When I decided to change my drinking habits, I was fed up with feeling bad about myself when it came to alcohol.
Change is uncomfortable.
We get into habits because it’s easier to keep doing the same thing.
I got to a tipping point.
Tired of feeling shame about unflattering moments at professional events. Like that time I was at a conference, in a fancy bar at a five-star hotel surrounded by a large number of colleagues, dropped my martini, shattering the glass, and when straight to the bar for another without batting an eye.
I wince when I think of it now. To be honest, I’d forgotten about it until months later a judge reminded me about it. Ugh.
Beating myself up for being a bad parent. Like when I had my now husband over to dinner to introduce him to my children while we were dating I heard my youngest say, “Just wait ‘til she’s had two glasses of wine. Then you can do whatever you want.”
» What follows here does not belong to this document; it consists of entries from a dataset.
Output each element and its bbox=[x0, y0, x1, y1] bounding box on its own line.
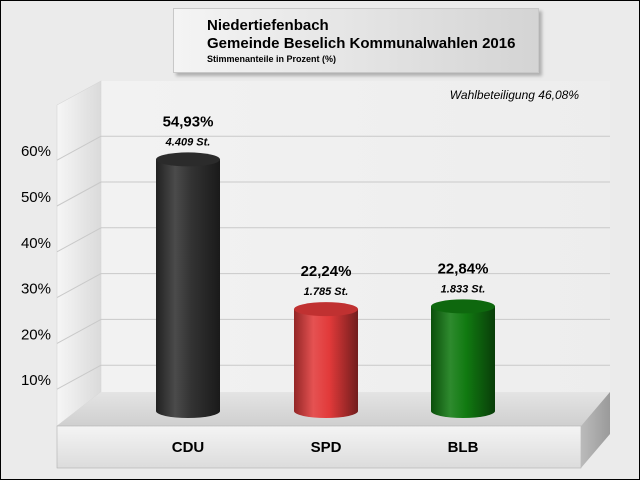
y-tick-label: 50% bbox=[21, 189, 51, 206]
gridline-side bbox=[56, 273, 102, 299]
value-label-spd: 22,24% bbox=[301, 263, 352, 280]
title-box: Niedertiefenbach Gemeinde Beselich Kommu… bbox=[173, 8, 539, 73]
bar-top bbox=[431, 299, 495, 314]
y-tick-label: 20% bbox=[21, 326, 51, 343]
value-label-blb: 22,84% bbox=[438, 260, 489, 277]
y-tick-label: 10% bbox=[21, 372, 51, 389]
y-tick-label: 60% bbox=[21, 143, 51, 160]
turnout-label: Wahlbeteiligung 46,08% bbox=[450, 88, 580, 102]
chart-side-wall bbox=[56, 80, 102, 427]
gridline-side bbox=[56, 227, 102, 253]
category-label-spd: SPD bbox=[311, 439, 342, 456]
chart-base-side bbox=[581, 392, 610, 468]
chart-title-line1: Niedertiefenbach bbox=[207, 17, 329, 34]
bar-body bbox=[431, 306, 495, 418]
gridline-side bbox=[56, 364, 102, 390]
bar-spd bbox=[294, 302, 358, 418]
gridline-side bbox=[56, 135, 102, 161]
bar-top bbox=[294, 302, 358, 317]
gridline-side bbox=[56, 318, 102, 344]
bar-body bbox=[156, 159, 220, 418]
y-tick-label: 30% bbox=[21, 281, 51, 298]
bar-cdu bbox=[156, 152, 220, 418]
chart-base-front bbox=[56, 425, 582, 469]
bar-body bbox=[294, 309, 358, 418]
gridline-side bbox=[56, 181, 102, 207]
y-tick-label: 40% bbox=[21, 235, 51, 252]
votes-label-cdu: 4.409 St. bbox=[165, 136, 211, 148]
category-label-blb: BLB bbox=[448, 439, 479, 456]
votes-label-blb: 1.833 St. bbox=[441, 283, 486, 295]
bar-top bbox=[156, 152, 220, 167]
category-label-cdu: CDU bbox=[172, 439, 205, 456]
value-label-cdu: 54,93% bbox=[163, 113, 214, 130]
chart-title-line2: Gemeinde Beselich Kommunalwahlen 2016 bbox=[207, 35, 516, 52]
chart-subtitle: Stimmenanteile in Prozent (%) bbox=[207, 54, 337, 64]
votes-label-spd: 1.785 St. bbox=[304, 286, 349, 298]
bar-blb bbox=[431, 299, 495, 418]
Worrying about doing further damage to my already compromised heart. My cardiologist admonished me to not drink and I did anyway. Like when he told me I was a binge drinker after I described how many drinks I’d had the weekend before.
The worst part? I was skipping out on myself and my dreams.
I’d told myself this lie that I couldn’t take time for myself and pursue the life I wanted because of family and work obligations. I’d painted this picture of myself in my head as sort of a stoic, self-sacrificing martyr working mom.
Yes, I had three children. Yes, I single-handedly ran my own successful law practice. I had parents. Extended family. So what?
In actuality, I spent a great deal of time on alcohol that I could have been using to be more productive or to simply enjoy myself.
My time wasters: Drinking. Being tipsy (or drunk). Feeling tired and groggy from not sleeping due to drinking the night before. Recovering the day after. Beating myself up for overdrinking. Planning/arranging/anticipating the next time I’d drink.
Change is uncomfortable. We make changes when we realize what we’re doing is causing more discomfort than the discomfort of doing something different.
I got pretty uncomfortable when I tallied the hours I was wasting on alcohol and I looked at my life the way it was. It was not how I wanted to view my future.
Ever think about exactly how many hours are you spending planning drinking activities, shopping for drinking, actually drinking, being under the influence, feeling bad physically/recovering from drinking, and beating yourself up about drinking?
I’m sure I was in the double digits weekly.
I was trading taking care of and enjoying myself, and others, and pursuing my interests, for ALCOHOL. Hours and hours and hours of alcohol.
Consider taking time to get clear about what alcohol is costing you.
Pick one that feels really strong. Then focus on that the next time you’re deciding to drink or not, have another or not.
What are your top reasons for stopping or cutting back?